2. Changes and transformations in global coordination for food security: Matthieu Brun (IDDRI) and Sébastien Treyer (IDDRI Science Po)
The 2008/2009 food price crisis highlighted an urgent need for a global coordination on food security. There have been initiatives to coherently define food security as a global public good or a global commons. Since the food crisis the fragmented global governance of food security has seen institutional and procedural changes. Nation States claims that food security is a matter of sovereignty, are questioned by various stakeholders, emerging initiatives, and new partnerships. Civil Society Organisations have gained space through the development of inclusive approaches in global governance and are investing in different political arenas to promote their vision to achieve food security and establish inclusive agricultural at regional and national levels. Transnational corporations and private sector are expected to play a key role in the development agenda, especially in agriculture. This panel aims at analysing transformations in the food security governance; the emerging arrangements, their accountability mechanisms, and the new power relations resulting from such changes and the opportunities to rethink food systems in relation to issues such as climate change, sustainable development, and the financial crisis.
3. Food System Governance: Katrien Termeer (Wageningen University) and John Ingram (Oxford University)
Much of the food security debate used to centre on food production and developing countries. Scholars and policymakers, however increasingly request a broader and more integrated approach. The food system concept for instance, aims to understand the interconnected relationships between: various activities ; various food security outcomes , various scales, and various socio-economic and environmental constraints and impacts. This broader perspective enhances new governance challenges, due in part, to the inherent fragmented institutional structure of the food system, characterized by predefined jurisdictional scales, compartmentalisation of policy domains and separated public and private spheres. The current governance institutions strengthen the food system but they also hinder it, because there are too few linkages, the short term dominates the long term; or they provide too little flexibility. Governance arrangements are challenged to cross these historically entrenched institutional boundaries, that allocate power relationships and resources, and that represent dominant beliefs, roles and rules. We welcome theoretical papers contributing to the understanding of food system governance, and empirical papers (from developing and developed countries) that analyse promising governance arrangements based on a food system perspective.
4. Challenges in Food Governance: Carsten Daugbjerg (The Australian National University and Grace Skogstad (University of Toronto)

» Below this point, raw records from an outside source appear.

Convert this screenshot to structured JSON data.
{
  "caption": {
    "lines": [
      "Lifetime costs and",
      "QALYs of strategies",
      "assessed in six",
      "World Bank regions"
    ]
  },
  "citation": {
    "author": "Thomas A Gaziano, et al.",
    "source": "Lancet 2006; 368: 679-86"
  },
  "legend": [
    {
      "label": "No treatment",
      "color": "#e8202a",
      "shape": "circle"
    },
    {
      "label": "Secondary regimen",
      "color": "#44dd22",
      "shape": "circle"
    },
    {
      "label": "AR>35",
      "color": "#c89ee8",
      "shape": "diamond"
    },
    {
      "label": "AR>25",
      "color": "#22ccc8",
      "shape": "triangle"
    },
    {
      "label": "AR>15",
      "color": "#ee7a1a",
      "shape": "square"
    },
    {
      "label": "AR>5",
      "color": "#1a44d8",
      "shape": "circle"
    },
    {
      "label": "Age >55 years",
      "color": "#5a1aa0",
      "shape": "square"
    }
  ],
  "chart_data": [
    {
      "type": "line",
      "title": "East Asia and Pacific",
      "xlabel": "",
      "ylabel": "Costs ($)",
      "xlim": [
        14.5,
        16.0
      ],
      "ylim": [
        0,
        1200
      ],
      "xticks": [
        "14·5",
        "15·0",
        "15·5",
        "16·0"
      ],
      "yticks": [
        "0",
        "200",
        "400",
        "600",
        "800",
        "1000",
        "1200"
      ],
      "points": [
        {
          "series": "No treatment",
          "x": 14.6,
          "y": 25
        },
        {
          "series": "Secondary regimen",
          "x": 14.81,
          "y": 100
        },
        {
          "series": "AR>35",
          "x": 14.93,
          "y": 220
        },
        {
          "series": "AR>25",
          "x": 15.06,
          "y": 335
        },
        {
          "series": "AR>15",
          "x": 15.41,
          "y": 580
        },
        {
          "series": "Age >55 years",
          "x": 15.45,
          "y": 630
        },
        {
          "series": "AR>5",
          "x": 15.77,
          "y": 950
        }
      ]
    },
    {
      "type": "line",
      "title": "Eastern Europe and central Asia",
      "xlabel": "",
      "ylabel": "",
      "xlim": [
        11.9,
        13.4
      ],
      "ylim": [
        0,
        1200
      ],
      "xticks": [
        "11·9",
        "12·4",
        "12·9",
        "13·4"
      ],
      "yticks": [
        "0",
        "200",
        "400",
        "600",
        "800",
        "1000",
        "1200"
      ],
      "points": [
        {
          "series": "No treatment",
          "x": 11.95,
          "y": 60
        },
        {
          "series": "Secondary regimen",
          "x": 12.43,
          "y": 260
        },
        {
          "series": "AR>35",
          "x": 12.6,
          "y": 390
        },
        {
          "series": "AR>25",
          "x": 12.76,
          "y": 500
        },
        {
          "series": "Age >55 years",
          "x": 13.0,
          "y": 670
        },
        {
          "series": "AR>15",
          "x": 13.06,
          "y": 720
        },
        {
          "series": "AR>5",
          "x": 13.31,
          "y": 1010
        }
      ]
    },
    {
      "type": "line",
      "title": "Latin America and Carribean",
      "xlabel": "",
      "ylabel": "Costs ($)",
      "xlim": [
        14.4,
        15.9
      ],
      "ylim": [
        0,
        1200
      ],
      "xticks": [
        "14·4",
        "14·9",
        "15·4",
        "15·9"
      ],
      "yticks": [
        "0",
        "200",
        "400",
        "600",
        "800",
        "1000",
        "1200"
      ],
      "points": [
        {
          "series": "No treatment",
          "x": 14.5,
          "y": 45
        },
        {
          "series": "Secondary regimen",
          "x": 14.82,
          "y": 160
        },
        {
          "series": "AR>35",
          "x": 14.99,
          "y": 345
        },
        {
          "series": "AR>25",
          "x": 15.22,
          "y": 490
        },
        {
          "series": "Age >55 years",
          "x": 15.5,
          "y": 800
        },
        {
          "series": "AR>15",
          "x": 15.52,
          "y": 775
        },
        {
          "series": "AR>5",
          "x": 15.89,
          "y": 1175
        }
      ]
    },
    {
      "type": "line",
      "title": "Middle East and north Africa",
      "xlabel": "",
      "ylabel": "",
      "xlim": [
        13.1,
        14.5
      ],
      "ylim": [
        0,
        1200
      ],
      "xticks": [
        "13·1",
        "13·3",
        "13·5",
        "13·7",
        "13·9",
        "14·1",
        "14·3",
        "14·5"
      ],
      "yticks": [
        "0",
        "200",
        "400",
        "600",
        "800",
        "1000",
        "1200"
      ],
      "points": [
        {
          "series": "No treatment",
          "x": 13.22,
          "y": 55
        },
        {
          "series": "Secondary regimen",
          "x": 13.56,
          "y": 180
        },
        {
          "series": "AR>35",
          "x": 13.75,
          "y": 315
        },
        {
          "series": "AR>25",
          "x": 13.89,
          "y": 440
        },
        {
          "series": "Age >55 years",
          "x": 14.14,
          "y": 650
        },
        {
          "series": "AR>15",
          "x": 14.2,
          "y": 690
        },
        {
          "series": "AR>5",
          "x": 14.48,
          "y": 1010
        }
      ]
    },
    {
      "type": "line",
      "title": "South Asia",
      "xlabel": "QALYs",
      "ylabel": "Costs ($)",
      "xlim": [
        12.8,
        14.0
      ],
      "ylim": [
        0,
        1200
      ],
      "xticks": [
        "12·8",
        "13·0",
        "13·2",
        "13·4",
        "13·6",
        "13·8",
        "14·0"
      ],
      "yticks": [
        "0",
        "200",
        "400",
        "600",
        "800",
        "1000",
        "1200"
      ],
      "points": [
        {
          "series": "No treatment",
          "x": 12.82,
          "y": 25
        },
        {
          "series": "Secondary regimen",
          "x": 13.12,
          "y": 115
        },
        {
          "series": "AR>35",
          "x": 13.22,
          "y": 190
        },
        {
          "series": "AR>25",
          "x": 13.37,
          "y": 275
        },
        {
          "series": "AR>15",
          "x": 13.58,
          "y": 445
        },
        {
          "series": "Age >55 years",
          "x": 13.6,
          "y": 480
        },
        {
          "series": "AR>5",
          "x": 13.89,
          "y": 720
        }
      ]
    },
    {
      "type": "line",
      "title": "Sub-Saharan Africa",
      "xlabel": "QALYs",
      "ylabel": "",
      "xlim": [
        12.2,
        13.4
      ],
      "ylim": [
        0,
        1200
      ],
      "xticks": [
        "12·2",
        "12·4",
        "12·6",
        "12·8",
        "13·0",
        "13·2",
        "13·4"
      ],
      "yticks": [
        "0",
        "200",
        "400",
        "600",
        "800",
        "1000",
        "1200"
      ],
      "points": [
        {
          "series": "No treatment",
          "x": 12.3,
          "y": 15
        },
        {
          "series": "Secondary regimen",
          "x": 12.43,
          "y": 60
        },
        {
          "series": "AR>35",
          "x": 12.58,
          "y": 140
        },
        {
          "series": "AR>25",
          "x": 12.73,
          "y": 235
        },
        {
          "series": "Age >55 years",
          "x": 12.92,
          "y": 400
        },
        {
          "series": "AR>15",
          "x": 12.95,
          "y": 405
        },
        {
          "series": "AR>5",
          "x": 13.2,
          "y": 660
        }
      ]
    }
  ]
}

Previously, governing food and agriculture was for insiders who were policy experts and represented the industry or the government. Agricultural policy focussed on maintaining farm incomes and ensuring the viability of the farm industry. Food regulation was aimed at ensuring consumers safe food. Over the last three decades, multiple dimensions have been added to food and agricultural policies so that the latter now interlink with policy domains such as trade, development, biotechnology, energy, environment, and ethical consumer concerns. The multi-dimensionality of agriculture and food policy has brought new actors and interests into agri-food policy making, challenging existing governance structures. This panel examines the ability of existing theories of governance and public policy to explain the consequence of these challenges for changes in food governance.
5. The aftermath of the food price crises: implications for food governance: Jeroen Candel (Wageningen University)
The food price crises of 2007/2008 and 2010 led to political attention to food systems in general, and food security in particular. Although food prices have not (yet) subsided to previous levels and food security still plays an important role in policy and scholarly discussions, have the spikes resulted in any structural changes regarding the governance of food security. This panel seeks to understand recent developments in the governance of food security and food systems. We welcome papers that empirically analyze and discuss change and continuity of governance systems, institutions, policies, policy instruments, and/or political leadership in the aftermath of the food price crises. Comparative studies are particularly welcomed.